Mount Karma


OK! Good Records, 2013

REVIEW BY: Jason Warburg


The thing about swagger is, when it doesn’t work—when there isn’t enough substance behind it to make it credible—it’s a recipe for disaster. But when it does—when the songs and arrangements and performances deliver the goods and draw you in—a little swagger becomes the cherry on top, a knowing smile shared between performer and audience.

Texas natives Dovetail—the brother duo of Philip Creamer (lead vocals/guitar) and Daniel Creamer (keys/harmony vocals) with Aaron Haynes (drums) and Scott Lee (bass)—are rock and roll classicists of the first order, borrowing flavors from the Beatles, the Byrds, the Band, and Big Star to create their clever, intoxicating songs. (The former influence is accentuated by the band’s having won the 2012 John Lennon Songwriting Contest in the “Rock Song of the Year” category.)

This dynamic and very impressive debut album kicks off with the contest-winning song, “Julie,” an alternately woozy and apocalyptic little gem that manages to move through three or four distinct moods in under four minutes, deploying acoustic rhythm guitar, piano and organ, bass, drums and newest member Tucker Cauble on lead guitar.

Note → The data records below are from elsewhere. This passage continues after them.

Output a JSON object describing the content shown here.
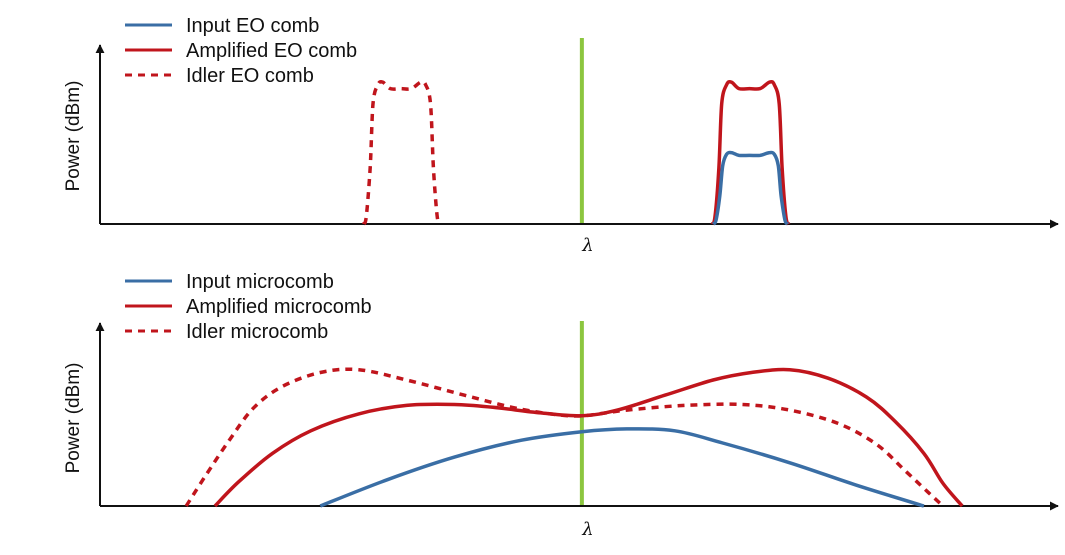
{
  "colors": {
    "input": "#3a6ea5",
    "amplified": "#c0151c",
    "idler": "#c0151c",
    "pump": "#8cc63f",
    "axis": "#111111"
  },
  "chart_data": [
    {
      "type": "line",
      "ylabel": "Power (dBm)",
      "xlabel": "λ",
      "xlim": [
        0,
        100
      ],
      "ylim": [
        0,
        100
      ],
      "ticks": "none",
      "legend_position": "top-left",
      "pump_line_x": 50.3,
      "series": [
        {
          "name": "Input EO comb",
          "role": "input",
          "style": "solid",
          "points": [
            [
              64.0,
              0
            ],
            [
              64.3,
              2
            ],
            [
              64.7,
              15
            ],
            [
              65.0,
              31
            ],
            [
              65.4,
              37
            ],
            [
              65.9,
              38
            ],
            [
              66.7,
              36.5
            ],
            [
              67.8,
              36.5
            ],
            [
              68.9,
              36.5
            ],
            [
              69.9,
              38
            ],
            [
              70.4,
              37
            ],
            [
              70.8,
              31
            ],
            [
              71.1,
              15
            ],
            [
              71.5,
              2
            ],
            [
              71.8,
              0
            ]
          ]
        },
        {
          "name": "Amplified EO comb",
          "role": "amplified",
          "style": "solid",
          "points": [
            [
              63.9,
              0
            ],
            [
              64.2,
              4
            ],
            [
              64.6,
              30
            ],
            [
              64.9,
              64
            ],
            [
              65.4,
              74
            ],
            [
              65.9,
              75.5
            ],
            [
              66.7,
              72
            ],
            [
              67.8,
              72
            ],
            [
              68.9,
              72
            ],
            [
              69.9,
              75.5
            ],
            [
              70.4,
              74
            ],
            [
              70.9,
              64
            ],
            [
              71.2,
              30
            ],
            [
              71.6,
              4
            ],
            [
              71.9,
              0
            ]
          ]
        },
        {
          "name": "Idler EO comb",
          "role": "idler",
          "style": "dashed",
          "points": [
            [
              27.5,
              0
            ],
            [
              27.8,
              4
            ],
            [
              28.2,
              30
            ],
            [
              28.5,
              64
            ],
            [
              29.0,
              74
            ],
            [
              29.5,
              75.5
            ],
            [
              30.3,
              72
            ],
            [
              31.4,
              72
            ],
            [
              32.5,
              72
            ],
            [
              33.5,
              75.5
            ],
            [
              34.0,
              74
            ],
            [
              34.5,
              64
            ],
            [
              34.8,
              30
            ],
            [
              35.2,
              4
            ],
            [
              35.5,
              0
            ]
          ]
        }
      ]
    },
    {
      "type": "line",
      "ylabel": "Power (dBm)",
      "xlabel": "λ",
      "xlim": [
        0,
        100
      ],
      "ylim": [
        0,
        100
      ],
      "ticks": "none",
      "legend_position": "top-left",
      "pump_line_x": 50.3,
      "series": [
        {
          "name": "Input microcomb",
          "role": "input",
          "style": "solid",
          "points": [
            [
              23,
              0
            ],
            [
              30,
              14
            ],
            [
              37,
              26
            ],
            [
              44,
              35
            ],
            [
              50.3,
              39.5
            ],
            [
              55,
              41
            ],
            [
              60,
              40
            ],
            [
              65,
              33.5
            ],
            [
              72,
              23
            ],
            [
              79,
              11
            ],
            [
              86,
              0
            ]
          ]
        },
        {
          "name": "Amplified microcomb",
          "role": "amplified",
          "style": "solid",
          "points": [
            [
              12,
              0
            ],
            [
              14.5,
              13
            ],
            [
              18,
              28
            ],
            [
              22,
              40
            ],
            [
              27,
              49
            ],
            [
              32,
              53.5
            ],
            [
              37,
              54
            ],
            [
              41,
              52.5
            ],
            [
              46,
              49.5
            ],
            [
              50.3,
              48
            ],
            [
              54,
              51
            ],
            [
              59,
              59
            ],
            [
              64,
              67
            ],
            [
              68,
              71
            ],
            [
              72,
              72.5
            ],
            [
              76,
              68
            ],
            [
              80,
              58
            ],
            [
              83,
              45
            ],
            [
              86,
              28
            ],
            [
              88,
              12
            ],
            [
              90,
              0
            ]
          ]
        },
        {
          "name": "Idler microcomb",
          "role": "idler",
          "style": "dashed",
          "points": [
            [
              9,
              0
            ],
            [
              11,
              16
            ],
            [
              13.5,
              35
            ],
            [
              16,
              52
            ],
            [
              19,
              63.5
            ],
            [
              23,
              71
            ],
            [
              27,
              72.5
            ],
            [
              32,
              67
            ],
            [
              38,
              59
            ],
            [
              43,
              52.5
            ],
            [
              47,
              49
            ],
            [
              50.3,
              48
            ],
            [
              55,
              51
            ],
            [
              61,
              53.5
            ],
            [
              67,
              54
            ],
            [
              72,
              51
            ],
            [
              77,
              44
            ],
            [
              81,
              33
            ],
            [
              84,
              19
            ],
            [
              86.5,
              7
            ],
            [
              88,
              0
            ]
          ]
        }
      ]
    }
  ]
}
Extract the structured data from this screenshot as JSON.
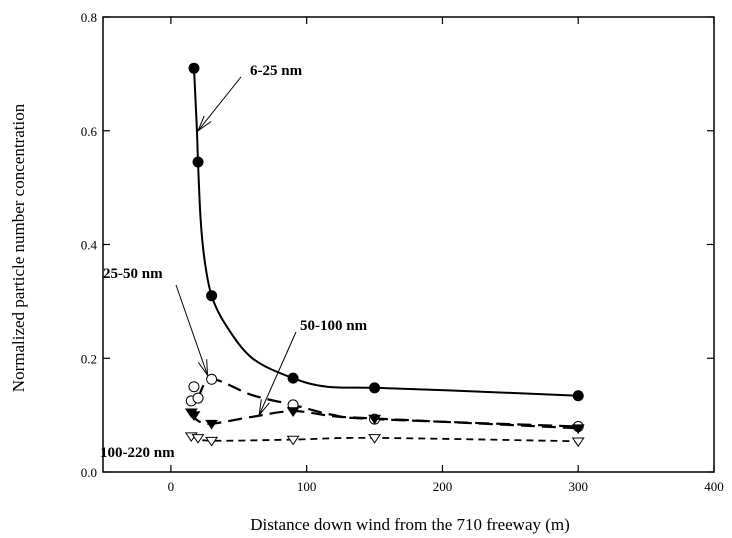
{
  "chart_data": {
    "type": "line",
    "xlabel": "Distance down wind from the 710 freeway (m)",
    "ylabel": "Normalized particle number concentration",
    "xlim": [
      -50,
      400
    ],
    "ylim": [
      0,
      0.8
    ],
    "x_ticks": [
      0,
      100,
      200,
      300,
      400
    ],
    "x_tick_labels": [
      "0",
      "100",
      "200",
      "300",
      "400"
    ],
    "y_ticks": [
      0.0,
      0.2,
      0.4,
      0.6,
      0.8
    ],
    "y_tick_labels": [
      "0.0",
      "0.2",
      "0.4",
      "0.6",
      "0.8"
    ],
    "grid": false,
    "legend": "none",
    "series": [
      {
        "name": "6-25 nm",
        "marker": "filled-circle",
        "line_style": "solid",
        "x": [
          17,
          20,
          30,
          90,
          150,
          300
        ],
        "y": [
          0.71,
          0.545,
          0.31,
          0.165,
          0.148,
          0.134
        ],
        "curve": [
          [
            17,
            0.71
          ],
          [
            19,
            0.61
          ],
          [
            20,
            0.545
          ],
          [
            22,
            0.44
          ],
          [
            25,
            0.37
          ],
          [
            30,
            0.31
          ],
          [
            40,
            0.26
          ],
          [
            60,
            0.2
          ],
          [
            90,
            0.165
          ],
          [
            115,
            0.15
          ],
          [
            150,
            0.148
          ],
          [
            220,
            0.142
          ],
          [
            300,
            0.134
          ]
        ]
      },
      {
        "name": "25-50 nm",
        "marker": "open-circle",
        "line_style": "long-dash",
        "x": [
          15,
          17,
          20,
          30,
          90,
          150,
          300
        ],
        "y": [
          0.125,
          0.15,
          0.13,
          0.163,
          0.118,
          0.093,
          0.08
        ],
        "curve": [
          [
            20,
            0.13
          ],
          [
            30,
            0.163
          ],
          [
            60,
            0.135
          ],
          [
            90,
            0.118
          ],
          [
            120,
            0.1
          ],
          [
            150,
            0.093
          ],
          [
            300,
            0.08
          ]
        ]
      },
      {
        "name": "50-100 nm",
        "marker": "filled-triangle",
        "line_style": "long-dash",
        "x": [
          15,
          17,
          30,
          90,
          150,
          300
        ],
        "y": [
          0.105,
          0.1,
          0.085,
          0.107,
          0.094,
          0.077
        ],
        "curve": [
          [
            15,
            0.105
          ],
          [
            20,
            0.09
          ],
          [
            30,
            0.085
          ],
          [
            60,
            0.097
          ],
          [
            90,
            0.107
          ],
          [
            120,
            0.098
          ],
          [
            150,
            0.094
          ],
          [
            300,
            0.077
          ]
        ]
      },
      {
        "name": "100-220 nm",
        "marker": "open-triangle",
        "line_style": "short-dash",
        "x": [
          15,
          20,
          30,
          90,
          150,
          300
        ],
        "y": [
          0.063,
          0.06,
          0.055,
          0.057,
          0.06,
          0.054
        ],
        "curve": [
          [
            15,
            0.063
          ],
          [
            20,
            0.06
          ],
          [
            30,
            0.055
          ],
          [
            90,
            0.057
          ],
          [
            150,
            0.06
          ],
          [
            300,
            0.054
          ]
        ]
      }
    ],
    "annotations": [
      {
        "text": "6-25 nm",
        "arrow_to": [
          20,
          0.6
        ]
      },
      {
        "text": "25-50 nm",
        "arrow_to": [
          27,
          0.17
        ]
      },
      {
        "text": "50-100 nm",
        "arrow_to": [
          65,
          0.1
        ]
      },
      {
        "text": "100-220 nm",
        "arrow_to": null
      }
    ]
  }
}
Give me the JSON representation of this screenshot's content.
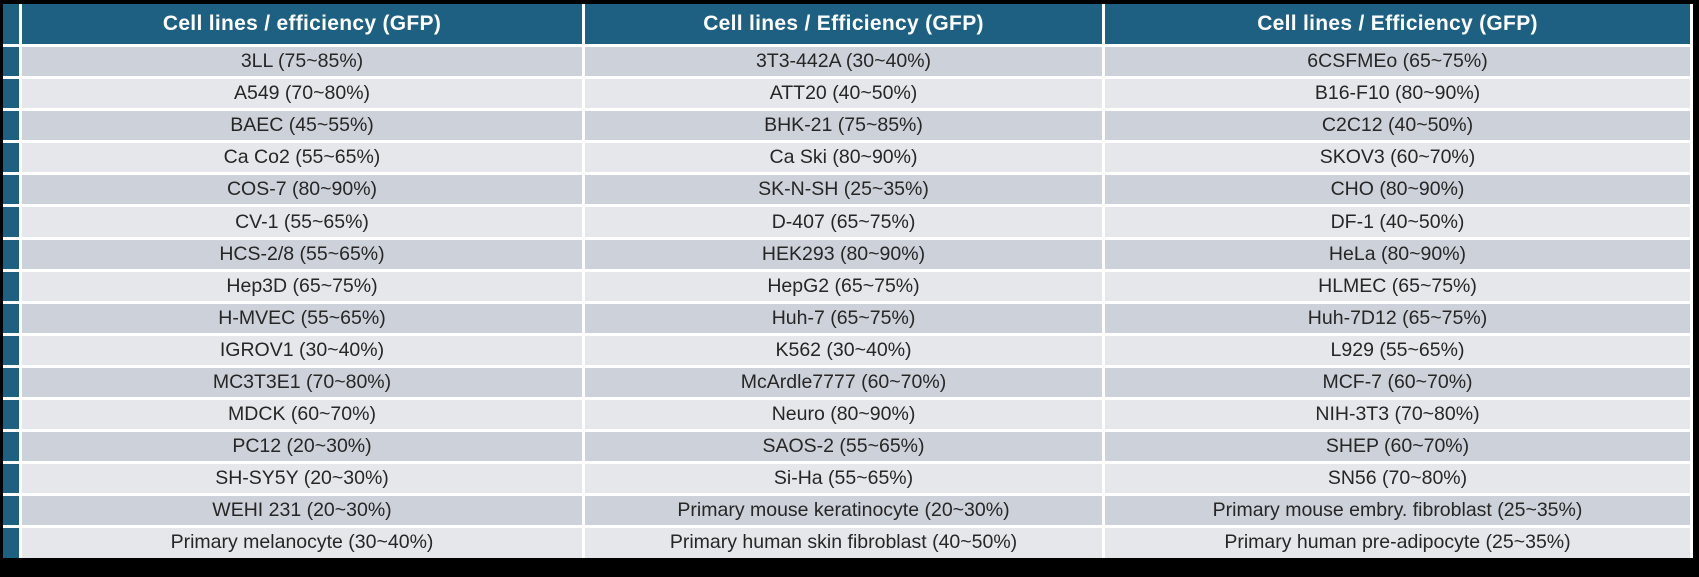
{
  "colors": {
    "header_bg": "#1E6081",
    "row_dark": "#CDD1DA",
    "row_light": "#E5E7EB",
    "header_text": "#FFFFFF",
    "cell_text": "#262626",
    "gap": "#FFFFFF",
    "frame_border": "#000000"
  },
  "table": {
    "columns": [
      {
        "header": "Cell lines / efficiency (GFP)",
        "rows": [
          "3LL (75~85%)",
          "A549 (70~80%)",
          "BAEC (45~55%)",
          "Ca Co2 (55~65%)",
          "COS-7 (80~90%)",
          "CV-1 (55~65%)",
          "HCS-2/8 (55~65%)",
          "Hep3D (65~75%)",
          "H-MVEC (55~65%)",
          "IGROV1 (30~40%)",
          "MC3T3E1 (70~80%)",
          "MDCK (60~70%)",
          "PC12 (20~30%)",
          "SH-SY5Y (20~30%)",
          "WEHI 231 (20~30%)",
          "Primary melanocyte (30~40%)"
        ]
      },
      {
        "header": "Cell lines / Efficiency (GFP)",
        "rows": [
          "3T3-442A (30~40%)",
          "ATT20 (40~50%)",
          "BHK-21 (75~85%)",
          "Ca Ski (80~90%)",
          "SK-N-SH (25~35%)",
          "D-407 (65~75%)",
          "HEK293 (80~90%)",
          "HepG2 (65~75%)",
          "Huh-7 (65~75%)",
          "K562 (30~40%)",
          "McArdle7777 (60~70%)",
          "Neuro (80~90%)",
          "SAOS-2 (55~65%)",
          "Si-Ha (55~65%)",
          "Primary mouse keratinocyte (20~30%)",
          "Primary human skin fibroblast (40~50%)"
        ]
      },
      {
        "header": "Cell lines / Efficiency (GFP)",
        "rows": [
          "6CSFMEo (65~75%)",
          "B16-F10 (80~90%)",
          "C2C12 (40~50%)",
          "SKOV3 (60~70%)",
          "CHO (80~90%)",
          "DF-1 (40~50%)",
          "HeLa (80~90%)",
          "HLMEC (65~75%)",
          "Huh-7D12 (65~75%)",
          "L929 (55~65%)",
          "MCF-7 (60~70%)",
          "NIH-3T3 (70~80%)",
          "SHEP (60~70%)",
          "SN56 (70~80%)",
          "Primary mouse embry. fibroblast (25~35%)",
          "Primary human pre-adipocyte (25~35%)"
        ]
      }
    ]
  }
}
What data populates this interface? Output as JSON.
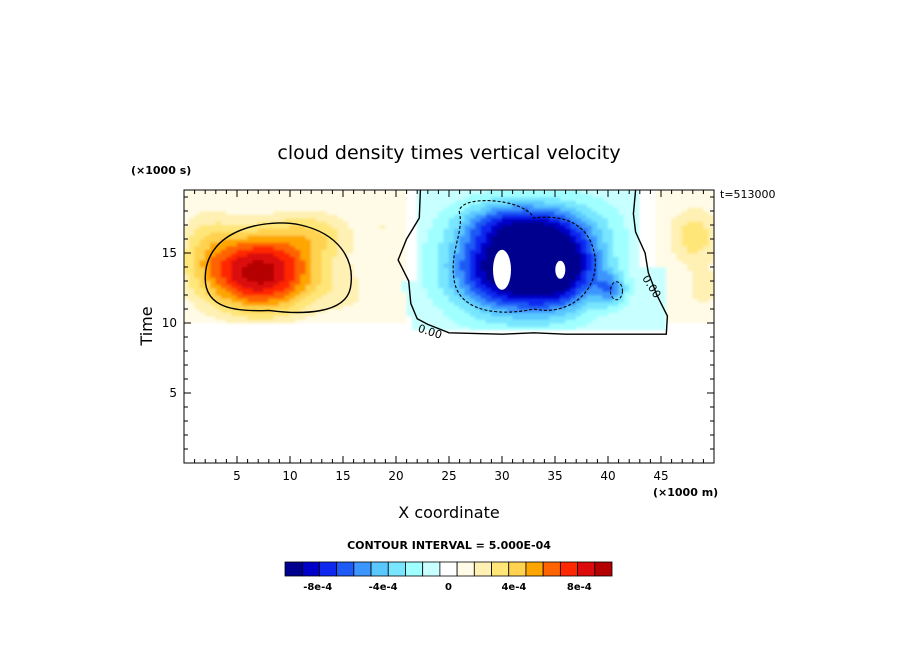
{
  "chart_data": {
    "type": "heatmap",
    "title": "cloud density times vertical velocity",
    "xlabel": "X coordinate",
    "ylabel": "Time",
    "x_units": "(×1000 m)",
    "y_units": "(×1000 s)",
    "time_label": "t=513000",
    "xlim": [
      0,
      50
    ],
    "ylim": [
      0,
      19.5
    ],
    "x_ticks": [
      5,
      10,
      15,
      20,
      25,
      30,
      35,
      40,
      45
    ],
    "y_ticks": [
      5,
      10,
      15
    ],
    "contour_interval_text": "CONTOUR INTERVAL = 5.000E-04",
    "zero_contour_label": "0.00",
    "colorbar": {
      "colors": [
        "#00008f",
        "#0000c8",
        "#0f28f0",
        "#1e5af5",
        "#3c96ff",
        "#5ac8ff",
        "#78e6ff",
        "#a0ffff",
        "#c8ffff",
        "#ffffff",
        "#fffbe6",
        "#fff0b4",
        "#ffe678",
        "#ffd250",
        "#ffa500",
        "#ff6400",
        "#ff2800",
        "#dc0a0a",
        "#b40000"
      ],
      "ticks": [
        {
          "label": "-8e-4",
          "value": -0.0008
        },
        {
          "label": "-4e-4",
          "value": -0.0004
        },
        {
          "label": "0",
          "value": 0
        },
        {
          "label": "4e-4",
          "value": 0.0004
        },
        {
          "label": "8e-4",
          "value": 0.0008
        }
      ],
      "range": [
        -0.001,
        0.001
      ]
    },
    "field_features": [
      {
        "kind": "positive_max",
        "x": 7,
        "y": 13.5,
        "value": 0.00095
      },
      {
        "kind": "positive_weak",
        "x": 19,
        "y": 17,
        "value": 0.0002
      },
      {
        "kind": "positive_weak",
        "x": 48,
        "y": 16,
        "value": 0.0003
      },
      {
        "kind": "negative_min",
        "x": 30,
        "y": 13.8,
        "value": -0.001
      },
      {
        "kind": "negative_min",
        "x": 35.5,
        "y": 13.8,
        "value": -0.001
      },
      {
        "kind": "negative_weak",
        "x": 41,
        "y": 12.2,
        "value": -0.0004
      }
    ]
  }
}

What pushes the song from good to great, though, is that little bit of swagger, the confidence with which the band propels the song through its changes.my_heart_sings_the_harmony_web_ad_alt_250

Vocally, Philip Creamer has a bit of the, well, keening quality of Keane’s Tom Chaplin, but the influence I hear even more—not in the songwriting, but in the performance—is Jeff Buckley. As a vocalist, Creamer seems fearless, swerving, diving and soaring through these songs, extending syllables, building drama and leaving you guessing about how he’s going to play off the melody next. (He also sounds a bit like Monterey’s very own Casey Frazier [link], though it seems unlikely they’ve ever crossed paths…)

As a band, one of the things Dovetail do best is understand how to break a song down to the essentials and build it back up, as they do on “Big City,” highlighting how the lead and harmony vocals, lead and rhythm guitars, keyboards and rhythm section fit together. The arrangements always feel loose and organic, yet they’re consistently detailed and layered.

Classic rock influences are all over “Hey Hey Mama,” whose playful arrangement behind Creamer’s unpredictable lead vocal suggests nothing so much as the aforementioned Jeff Buckley fronting the Black Crowes. Album highlight “Heavy” is a potent, inching-toward-psychedelic power-pop number that Creamer propels into the stratosphere on the choruses, turning the song’s one-word title into a four-syllable mini-aria as little fullisades of acoustic guitar punctuate the lines.

And so it goes through the gauzy, off-kilter ballad “See The Sun,” the vintage echo of “Can’t Feel You,” and the slithery, powerful “Hurricane.” As you move into the latter third of the album, the boys throw a wider range of ideas and influences into the pot and stir, with “Story” sometimes feeling like a lost U2 ballad with its dreamy, echoey guitar and unsettling vibe, while “Get Down” features a melancholy, hitching melody at the core of a dense, greasy arrangement that’s punctuated by sharp squalls of electric guitar. The closing title track ventures briefly into Tin Pan Alley territory with a playfulness and bravado suggesting Queen.

For a listener of a certain age, Dovetail sounds like a memory of summer nights by the water, sitting on the trunk with the car stereo turned up and all the doors open. It’s a classic sound, affectionately rendered, but what really makes it work is how thoroughly the band inhabits it. There is not a false note here, just pure passion and considerable talent and, yes, a little bit of swagger that carries this album to the promised land.